Every credit card issuer has a different ‘scorecard’ (a method of assessing the risk of applicants using complicated algorithms). It is, therefore, always advisable to check your credit rating and only apply for a balance transfer card that offers the maximum 0% duration you need to pay off your card.
For example, if your credit score is good but isn’t perfect, and you have worked out that you need 30 months to realistically pay off your balance, don’t be tempted to reach for the dizzy heights of a ‘top of the table’ card of, for example, 40 months, as it may be that you are rejected, but offered a ‘downsell’ credit card of 21 months, which is insufficient for your needs. Instead, apply for a card offering around 30 months, which you are more likely to be accepted for.
Remember that multiple credit card applications at once will adversely affect your credit rating (as potential creditors perceive you to be more ‘high risk’), so pick a suitable card and only apply for that one.
Purchasing with a balance transfer card
The best use of a balance transfer credit card is to clear debt - so you should avoid spending on your card. However, if you know in advance that you are likely to spend on your card, or you want to have the flexibility to do so without being unduly penalised (with high purchase interest preventing you from clearing your main balance), a balance transfer and purchase card is probably your best option.
To obtain balance transfer and purchases at 0%, you will need to compromise on the duration of your balance transfer deal (often by more than ten months). However, for many people, this is a price worth paying for greater financial flexibility.
Transferring within a banking group
In most cases, cardholders are unable to transfer balances between two cards within the same bank or banking group.
For example, AA credit card customers will not be able to transfer debts to a Post Office card (as both cards are issued by Bank of Ireland).
It is important to bear this in mind when selecting a product, as a card would be practically useless if you are unable to use it for the very purpose you applied.
Also, every time you apply for credit, your rating initially declines, as lenders assess your ability to cope with the additional credit you have obtained. This can prevent you from getting a suitable alternative if you do make a mistake, so double check before applying.
Make your minimum payments
Probably the most import thing to remember, when using a balance transfer card, is to make your minimum payments on time.
The minimum payment, as the name suggests, is the absolute minimum that the borrower must repay (usually 1-2% of the outstanding balance). If you don’t make these payments, your offer will be withdrawn.

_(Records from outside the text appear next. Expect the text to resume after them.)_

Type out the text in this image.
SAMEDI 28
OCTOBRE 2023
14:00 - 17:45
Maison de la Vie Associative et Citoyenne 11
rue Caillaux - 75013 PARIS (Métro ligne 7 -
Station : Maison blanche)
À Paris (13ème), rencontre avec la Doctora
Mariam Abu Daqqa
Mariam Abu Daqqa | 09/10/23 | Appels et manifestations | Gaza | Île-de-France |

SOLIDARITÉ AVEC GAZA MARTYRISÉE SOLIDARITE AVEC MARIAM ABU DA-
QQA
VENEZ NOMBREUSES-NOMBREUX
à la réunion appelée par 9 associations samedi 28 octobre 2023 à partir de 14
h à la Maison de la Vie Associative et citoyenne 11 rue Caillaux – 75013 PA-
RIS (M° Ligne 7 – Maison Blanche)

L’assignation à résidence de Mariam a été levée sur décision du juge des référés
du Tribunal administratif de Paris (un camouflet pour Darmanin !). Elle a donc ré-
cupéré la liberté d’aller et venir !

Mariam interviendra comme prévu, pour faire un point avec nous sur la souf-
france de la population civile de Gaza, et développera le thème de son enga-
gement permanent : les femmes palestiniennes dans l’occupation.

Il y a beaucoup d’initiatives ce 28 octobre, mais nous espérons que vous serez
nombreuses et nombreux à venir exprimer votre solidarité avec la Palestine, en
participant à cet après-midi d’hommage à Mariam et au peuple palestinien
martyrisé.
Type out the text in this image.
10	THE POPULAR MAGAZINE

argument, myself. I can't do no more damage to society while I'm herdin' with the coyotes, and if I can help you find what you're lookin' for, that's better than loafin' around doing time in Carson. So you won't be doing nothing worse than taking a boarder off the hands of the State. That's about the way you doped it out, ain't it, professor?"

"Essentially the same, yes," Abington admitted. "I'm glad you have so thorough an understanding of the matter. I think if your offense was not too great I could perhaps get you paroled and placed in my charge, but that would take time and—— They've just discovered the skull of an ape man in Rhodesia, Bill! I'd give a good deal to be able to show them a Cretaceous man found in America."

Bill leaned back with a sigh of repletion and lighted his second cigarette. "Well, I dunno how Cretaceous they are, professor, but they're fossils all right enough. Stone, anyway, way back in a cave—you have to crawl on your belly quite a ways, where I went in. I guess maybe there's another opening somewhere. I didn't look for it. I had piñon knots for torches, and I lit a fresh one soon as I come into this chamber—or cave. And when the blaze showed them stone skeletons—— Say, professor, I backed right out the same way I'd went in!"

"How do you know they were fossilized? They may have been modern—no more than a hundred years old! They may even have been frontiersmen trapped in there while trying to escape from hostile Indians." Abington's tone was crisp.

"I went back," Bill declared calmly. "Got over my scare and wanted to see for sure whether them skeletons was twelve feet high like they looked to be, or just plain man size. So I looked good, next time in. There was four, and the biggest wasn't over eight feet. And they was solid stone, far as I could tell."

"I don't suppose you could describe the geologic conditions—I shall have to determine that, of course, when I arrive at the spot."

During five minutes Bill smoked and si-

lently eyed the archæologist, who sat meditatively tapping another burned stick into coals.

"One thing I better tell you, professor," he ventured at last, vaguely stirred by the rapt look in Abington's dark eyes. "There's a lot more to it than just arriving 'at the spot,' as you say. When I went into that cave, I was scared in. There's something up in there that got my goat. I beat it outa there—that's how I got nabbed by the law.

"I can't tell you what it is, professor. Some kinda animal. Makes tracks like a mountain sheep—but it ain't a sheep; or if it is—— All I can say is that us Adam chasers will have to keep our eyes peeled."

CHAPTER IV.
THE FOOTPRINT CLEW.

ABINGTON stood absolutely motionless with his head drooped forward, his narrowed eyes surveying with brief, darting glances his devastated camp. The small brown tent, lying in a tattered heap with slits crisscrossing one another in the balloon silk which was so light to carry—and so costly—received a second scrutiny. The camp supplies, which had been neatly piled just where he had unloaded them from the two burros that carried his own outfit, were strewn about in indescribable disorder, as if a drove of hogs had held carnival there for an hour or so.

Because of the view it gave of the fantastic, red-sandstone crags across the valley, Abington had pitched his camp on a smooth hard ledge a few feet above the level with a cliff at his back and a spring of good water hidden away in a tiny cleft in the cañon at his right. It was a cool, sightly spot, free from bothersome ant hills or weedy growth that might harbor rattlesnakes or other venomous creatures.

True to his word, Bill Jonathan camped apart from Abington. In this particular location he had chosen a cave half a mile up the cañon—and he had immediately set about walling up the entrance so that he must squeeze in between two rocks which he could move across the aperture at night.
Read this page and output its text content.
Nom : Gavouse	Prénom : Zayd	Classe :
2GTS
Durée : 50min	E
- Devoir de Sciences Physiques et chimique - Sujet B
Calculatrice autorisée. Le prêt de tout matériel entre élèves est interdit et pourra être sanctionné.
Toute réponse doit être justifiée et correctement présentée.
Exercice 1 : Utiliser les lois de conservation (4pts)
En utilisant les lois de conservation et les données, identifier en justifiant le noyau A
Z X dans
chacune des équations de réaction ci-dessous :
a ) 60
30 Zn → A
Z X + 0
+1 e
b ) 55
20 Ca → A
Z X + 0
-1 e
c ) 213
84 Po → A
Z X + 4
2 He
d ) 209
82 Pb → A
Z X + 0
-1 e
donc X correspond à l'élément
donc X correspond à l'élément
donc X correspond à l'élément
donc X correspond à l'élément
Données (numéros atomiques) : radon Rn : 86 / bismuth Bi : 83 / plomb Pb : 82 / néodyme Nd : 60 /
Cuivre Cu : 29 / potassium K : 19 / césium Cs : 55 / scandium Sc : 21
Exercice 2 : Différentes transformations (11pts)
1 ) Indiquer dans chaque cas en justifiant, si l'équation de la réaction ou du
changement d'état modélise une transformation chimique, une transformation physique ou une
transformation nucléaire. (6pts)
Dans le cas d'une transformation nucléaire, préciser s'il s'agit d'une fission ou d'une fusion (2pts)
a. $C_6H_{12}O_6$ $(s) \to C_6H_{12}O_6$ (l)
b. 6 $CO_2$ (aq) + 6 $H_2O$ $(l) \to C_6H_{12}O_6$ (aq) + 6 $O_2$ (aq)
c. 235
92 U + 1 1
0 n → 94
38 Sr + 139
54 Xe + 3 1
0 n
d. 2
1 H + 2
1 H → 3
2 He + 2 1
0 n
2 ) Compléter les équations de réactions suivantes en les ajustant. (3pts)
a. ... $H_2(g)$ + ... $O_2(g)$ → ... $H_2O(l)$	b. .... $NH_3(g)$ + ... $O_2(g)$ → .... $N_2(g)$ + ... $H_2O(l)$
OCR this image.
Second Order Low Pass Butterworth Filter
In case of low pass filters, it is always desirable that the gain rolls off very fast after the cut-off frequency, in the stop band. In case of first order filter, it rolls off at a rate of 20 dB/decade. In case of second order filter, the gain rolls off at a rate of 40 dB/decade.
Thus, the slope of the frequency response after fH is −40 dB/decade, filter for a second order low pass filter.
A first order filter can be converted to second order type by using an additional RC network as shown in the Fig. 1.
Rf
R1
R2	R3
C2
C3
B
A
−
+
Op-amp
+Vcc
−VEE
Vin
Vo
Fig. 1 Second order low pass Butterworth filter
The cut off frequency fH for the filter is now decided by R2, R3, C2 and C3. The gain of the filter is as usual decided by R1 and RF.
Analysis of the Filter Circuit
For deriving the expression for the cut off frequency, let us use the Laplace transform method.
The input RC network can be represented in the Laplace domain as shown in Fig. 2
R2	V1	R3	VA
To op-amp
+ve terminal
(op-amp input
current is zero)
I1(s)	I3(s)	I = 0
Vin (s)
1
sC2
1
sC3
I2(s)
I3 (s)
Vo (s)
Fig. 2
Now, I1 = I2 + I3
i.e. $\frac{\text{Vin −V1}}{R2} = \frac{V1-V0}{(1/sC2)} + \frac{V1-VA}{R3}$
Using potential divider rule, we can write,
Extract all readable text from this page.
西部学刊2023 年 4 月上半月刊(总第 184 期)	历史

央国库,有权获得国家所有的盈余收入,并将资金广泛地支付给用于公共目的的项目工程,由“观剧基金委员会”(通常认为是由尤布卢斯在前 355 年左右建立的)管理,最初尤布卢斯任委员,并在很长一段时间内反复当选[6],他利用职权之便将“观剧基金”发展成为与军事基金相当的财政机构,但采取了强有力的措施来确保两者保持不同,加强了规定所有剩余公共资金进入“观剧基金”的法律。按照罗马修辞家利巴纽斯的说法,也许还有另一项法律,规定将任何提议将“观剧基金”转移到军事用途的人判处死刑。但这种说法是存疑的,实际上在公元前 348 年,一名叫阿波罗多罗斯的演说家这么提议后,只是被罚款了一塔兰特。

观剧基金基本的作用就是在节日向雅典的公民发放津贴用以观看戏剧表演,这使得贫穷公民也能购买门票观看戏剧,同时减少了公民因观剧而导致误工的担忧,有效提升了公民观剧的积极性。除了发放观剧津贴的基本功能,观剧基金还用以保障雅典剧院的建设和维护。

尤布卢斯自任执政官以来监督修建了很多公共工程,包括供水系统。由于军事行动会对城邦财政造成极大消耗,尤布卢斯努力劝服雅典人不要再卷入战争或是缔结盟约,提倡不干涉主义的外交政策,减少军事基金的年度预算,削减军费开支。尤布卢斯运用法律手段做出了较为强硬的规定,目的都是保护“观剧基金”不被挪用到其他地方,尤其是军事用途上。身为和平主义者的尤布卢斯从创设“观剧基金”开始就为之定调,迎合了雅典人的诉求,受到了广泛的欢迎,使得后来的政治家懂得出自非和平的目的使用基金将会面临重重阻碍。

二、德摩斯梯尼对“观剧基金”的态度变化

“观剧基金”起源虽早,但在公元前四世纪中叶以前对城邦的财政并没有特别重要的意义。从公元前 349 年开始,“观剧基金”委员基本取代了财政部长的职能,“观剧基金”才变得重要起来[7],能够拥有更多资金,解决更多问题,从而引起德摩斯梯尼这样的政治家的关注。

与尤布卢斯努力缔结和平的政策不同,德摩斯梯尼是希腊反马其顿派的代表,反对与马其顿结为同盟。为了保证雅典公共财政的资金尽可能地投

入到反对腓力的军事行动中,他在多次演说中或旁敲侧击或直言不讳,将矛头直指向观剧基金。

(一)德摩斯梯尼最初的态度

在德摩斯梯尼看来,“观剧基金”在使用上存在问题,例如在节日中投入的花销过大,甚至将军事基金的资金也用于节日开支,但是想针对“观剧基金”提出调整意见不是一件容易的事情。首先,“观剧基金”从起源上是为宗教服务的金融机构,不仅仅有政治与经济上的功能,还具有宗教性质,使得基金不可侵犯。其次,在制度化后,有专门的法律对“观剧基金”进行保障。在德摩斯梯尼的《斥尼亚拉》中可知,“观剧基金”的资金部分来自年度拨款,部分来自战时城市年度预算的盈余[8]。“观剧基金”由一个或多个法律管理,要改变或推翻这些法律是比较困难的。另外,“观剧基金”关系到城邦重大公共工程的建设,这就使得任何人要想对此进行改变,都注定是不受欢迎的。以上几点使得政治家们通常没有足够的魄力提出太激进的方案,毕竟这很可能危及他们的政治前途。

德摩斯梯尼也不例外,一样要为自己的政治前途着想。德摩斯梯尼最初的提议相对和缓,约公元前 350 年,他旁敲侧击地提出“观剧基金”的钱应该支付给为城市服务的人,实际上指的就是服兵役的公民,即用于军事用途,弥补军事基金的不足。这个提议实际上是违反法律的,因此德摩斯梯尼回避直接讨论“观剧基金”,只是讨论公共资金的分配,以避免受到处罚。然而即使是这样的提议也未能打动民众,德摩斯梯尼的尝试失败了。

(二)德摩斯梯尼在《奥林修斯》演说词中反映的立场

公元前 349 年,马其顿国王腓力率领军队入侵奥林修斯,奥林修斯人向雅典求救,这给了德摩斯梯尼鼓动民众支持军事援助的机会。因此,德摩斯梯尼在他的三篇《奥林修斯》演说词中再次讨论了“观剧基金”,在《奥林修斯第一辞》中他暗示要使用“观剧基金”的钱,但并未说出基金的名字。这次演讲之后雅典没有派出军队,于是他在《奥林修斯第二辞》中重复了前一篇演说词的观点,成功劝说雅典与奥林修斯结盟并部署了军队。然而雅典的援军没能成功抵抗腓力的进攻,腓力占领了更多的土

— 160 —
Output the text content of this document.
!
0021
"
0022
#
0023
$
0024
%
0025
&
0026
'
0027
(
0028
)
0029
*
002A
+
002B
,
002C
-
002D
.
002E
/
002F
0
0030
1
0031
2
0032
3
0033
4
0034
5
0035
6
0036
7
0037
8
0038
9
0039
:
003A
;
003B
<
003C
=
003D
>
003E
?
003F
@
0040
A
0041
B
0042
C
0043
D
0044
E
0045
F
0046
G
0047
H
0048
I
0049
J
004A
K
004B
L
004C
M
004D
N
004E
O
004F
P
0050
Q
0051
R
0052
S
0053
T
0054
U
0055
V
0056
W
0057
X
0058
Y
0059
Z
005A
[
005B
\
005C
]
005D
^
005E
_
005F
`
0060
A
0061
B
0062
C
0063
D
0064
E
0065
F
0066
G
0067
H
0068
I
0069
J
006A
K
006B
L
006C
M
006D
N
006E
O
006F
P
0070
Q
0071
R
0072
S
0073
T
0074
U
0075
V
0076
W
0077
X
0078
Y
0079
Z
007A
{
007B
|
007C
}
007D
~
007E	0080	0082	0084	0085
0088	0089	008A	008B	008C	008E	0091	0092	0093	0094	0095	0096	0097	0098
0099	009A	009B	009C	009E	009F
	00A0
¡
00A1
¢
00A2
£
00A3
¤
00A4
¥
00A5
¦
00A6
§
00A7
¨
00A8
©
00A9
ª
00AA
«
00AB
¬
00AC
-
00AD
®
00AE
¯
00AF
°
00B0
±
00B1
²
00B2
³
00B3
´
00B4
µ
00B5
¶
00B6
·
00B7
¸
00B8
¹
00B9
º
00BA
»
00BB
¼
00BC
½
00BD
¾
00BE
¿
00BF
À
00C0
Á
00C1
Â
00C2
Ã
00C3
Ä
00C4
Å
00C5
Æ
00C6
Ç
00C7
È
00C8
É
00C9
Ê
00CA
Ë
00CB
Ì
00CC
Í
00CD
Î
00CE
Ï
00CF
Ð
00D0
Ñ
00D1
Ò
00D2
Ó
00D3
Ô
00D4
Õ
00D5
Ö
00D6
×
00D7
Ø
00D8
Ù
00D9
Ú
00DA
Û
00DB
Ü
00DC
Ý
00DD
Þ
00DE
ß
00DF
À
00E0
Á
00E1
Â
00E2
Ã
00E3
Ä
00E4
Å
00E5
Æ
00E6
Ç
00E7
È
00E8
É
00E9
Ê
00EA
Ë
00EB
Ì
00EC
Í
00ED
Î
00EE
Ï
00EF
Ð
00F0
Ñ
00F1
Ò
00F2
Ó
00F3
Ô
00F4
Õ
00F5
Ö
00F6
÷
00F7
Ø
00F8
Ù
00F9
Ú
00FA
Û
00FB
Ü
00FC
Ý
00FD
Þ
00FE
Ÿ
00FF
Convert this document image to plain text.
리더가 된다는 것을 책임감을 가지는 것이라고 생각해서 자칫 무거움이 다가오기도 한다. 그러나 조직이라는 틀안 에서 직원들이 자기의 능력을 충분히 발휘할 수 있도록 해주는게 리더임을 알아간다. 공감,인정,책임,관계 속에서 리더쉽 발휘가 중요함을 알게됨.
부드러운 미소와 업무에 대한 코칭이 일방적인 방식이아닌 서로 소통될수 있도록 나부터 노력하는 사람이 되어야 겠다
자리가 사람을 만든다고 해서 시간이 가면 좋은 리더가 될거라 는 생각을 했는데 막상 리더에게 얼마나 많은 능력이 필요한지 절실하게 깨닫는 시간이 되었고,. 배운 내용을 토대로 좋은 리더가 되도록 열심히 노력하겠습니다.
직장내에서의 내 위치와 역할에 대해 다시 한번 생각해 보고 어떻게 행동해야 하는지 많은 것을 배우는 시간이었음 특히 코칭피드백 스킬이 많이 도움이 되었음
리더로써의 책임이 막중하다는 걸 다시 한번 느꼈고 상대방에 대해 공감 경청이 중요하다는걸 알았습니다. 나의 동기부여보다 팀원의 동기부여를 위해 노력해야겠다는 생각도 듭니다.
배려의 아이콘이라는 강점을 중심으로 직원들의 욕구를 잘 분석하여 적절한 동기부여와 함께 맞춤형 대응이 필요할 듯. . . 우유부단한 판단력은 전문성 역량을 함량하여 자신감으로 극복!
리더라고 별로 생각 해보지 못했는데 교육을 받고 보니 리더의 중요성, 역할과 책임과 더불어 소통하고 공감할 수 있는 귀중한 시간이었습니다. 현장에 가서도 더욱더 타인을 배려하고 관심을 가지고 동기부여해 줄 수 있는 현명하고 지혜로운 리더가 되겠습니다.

Of course, to make the most of the interest-free period, it makes more sense to pay off as much as possible every month.
The final word
The enduring popularity of balance transfer cards demonstrates their value to customers. These products can be one of the most powerful personal finance tools available.
However, if used inappropriately (for whatever reason), they can also lead to unnecessary charges, and exacerbate the issue they were intended to fix.
If you think a balance transfer card is right for you, use it wisely, use it quickly, stay on top of your finances and switch to a card that is more rewarding.